Je me pose très correctement pour un premier atterrissage aux commandes de cette machine. J'ai un peu transpiré, mais tout va bien.

Notre instructeur nous repositionne sur la piste pour une nouveau départ et m'annonce que nous allons avoir quelques soucis pour le prochain tour.... Et c'est parti. Décollage dans l'axe, tout va bien malgré la nuit bien noire. L'avion commence à être chahuté : notre instructeur nous ayant mis un gros orage sur la zone. Vu ce qui risque de nous arriver, je préfère m'éloigner un peu du terrain, plutôt que de faire un tour de piste, afin d'arriver le plus proprement possible.

Mon copi m'aide à préparer la machine, sortie des volets au premier cran, ça bouge de plus en plus. L'orage s'intensifie sur la zone et des éclairs viennent illuminer notre cockpit. Mon copi me sort le train :  seulement deux vertes. Le train droit refuse de sortir... ça commence à se compliquer... L'instructeur explique où se trouve la commende manuelle de trains et comment le sortir... juste au moment où le cockpit est envahi par la fumée. Il nous faut mettre les masques à oxygène. Là, on est vraiment dans la m...
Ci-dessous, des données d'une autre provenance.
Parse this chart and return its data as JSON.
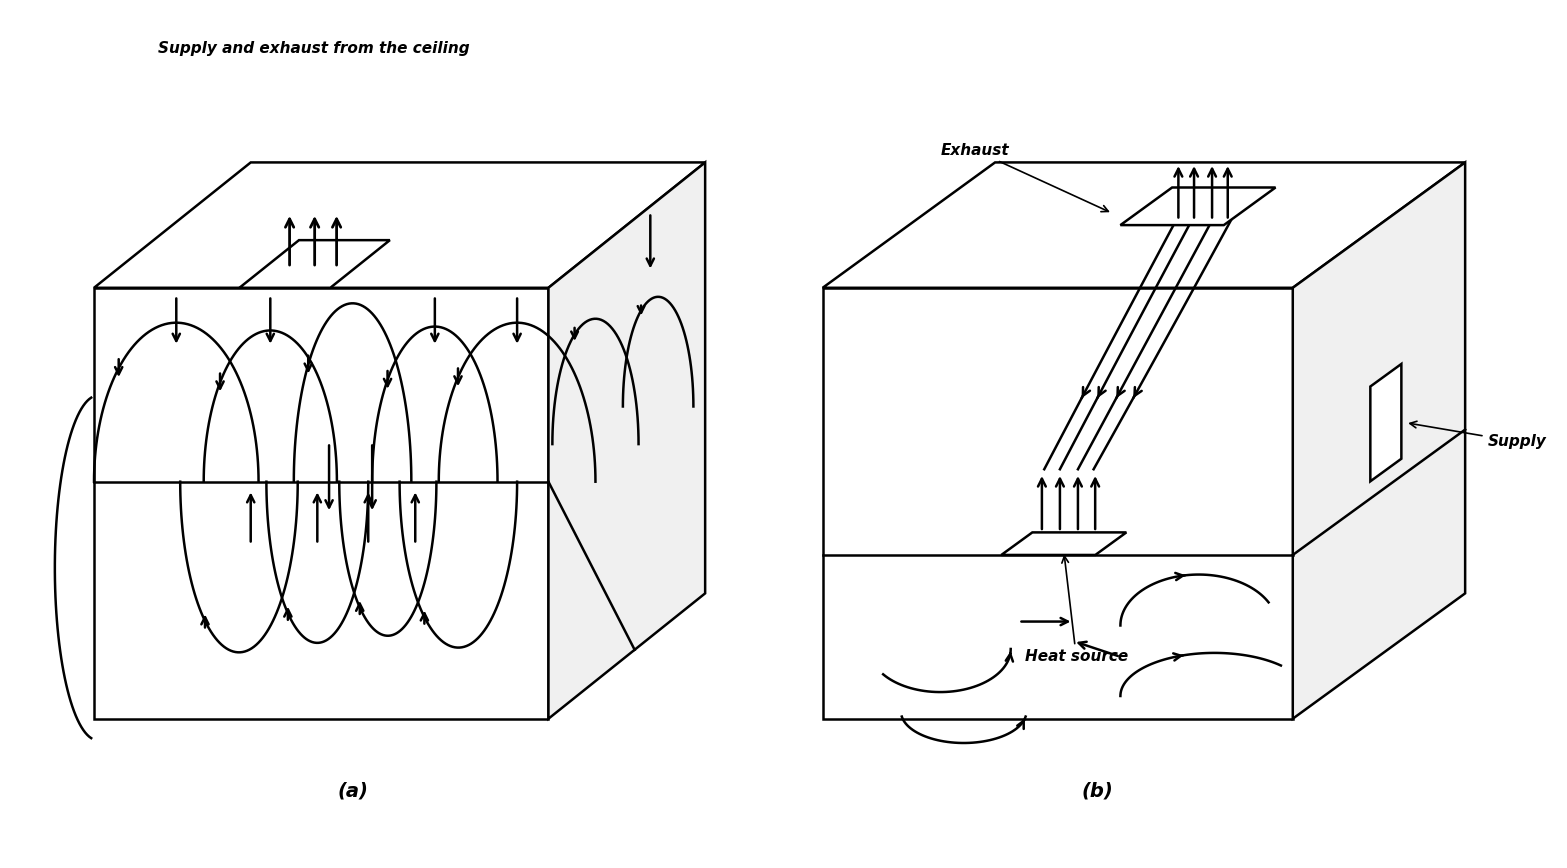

Je continue mon approche. La vitesse est trop basse, il faut remettre des gaz, mais un réacteur ne répond pas tout à fait comme un moteur de DR400. Je pousse un peu plus quand retenti une alarme : feu du moteur gauche. Nous déclenchons la première charge d'extincteur... le feu continue. Nous enclenchons la deuxième charge... Le feu est éteint. Pendant ce temps je dois gérer l'arrivée en "S" et suivre le lièvre.

Avec un seul moteur, je n'ai plus assez de puissance, j'essaie de pousser à fond... trop tard, c'est le crash! Nous sommes secoués comme des malades. J'ai perdu 5 litres de transpiration. On pue le fumigène... on a les visages marqués par les masques... tout va bien nous sommes vivants, ce n'était que du simu!

C'est au tour de mon Copi de devenir Capt'ain. Lui aura droit à une arrivée sur Lyon St-Exupéry par piste verglacée et enneigée.



Au moment du freinage, l'avion part en glissade sur le côté et sort de piste... C'est pas bon, ça... Deux avions cassés en moins d'une heure....

L'aérogare de ST-Exupéry



Sur d'autres essais, nous aurons :
- perdu un moteur
- eu le feu sur les deux moteurs + l'APU
- éclaté un pneu au roulage
- pris la neige
- été dans le brouillard le plus épais que je n'ai jamais vu
- fait un amerrissage (non volontaire)
- fait un atterrissage sur le ventre

Que de souvenirs. Merci à nos instructeurs pour ces moments magnifiques.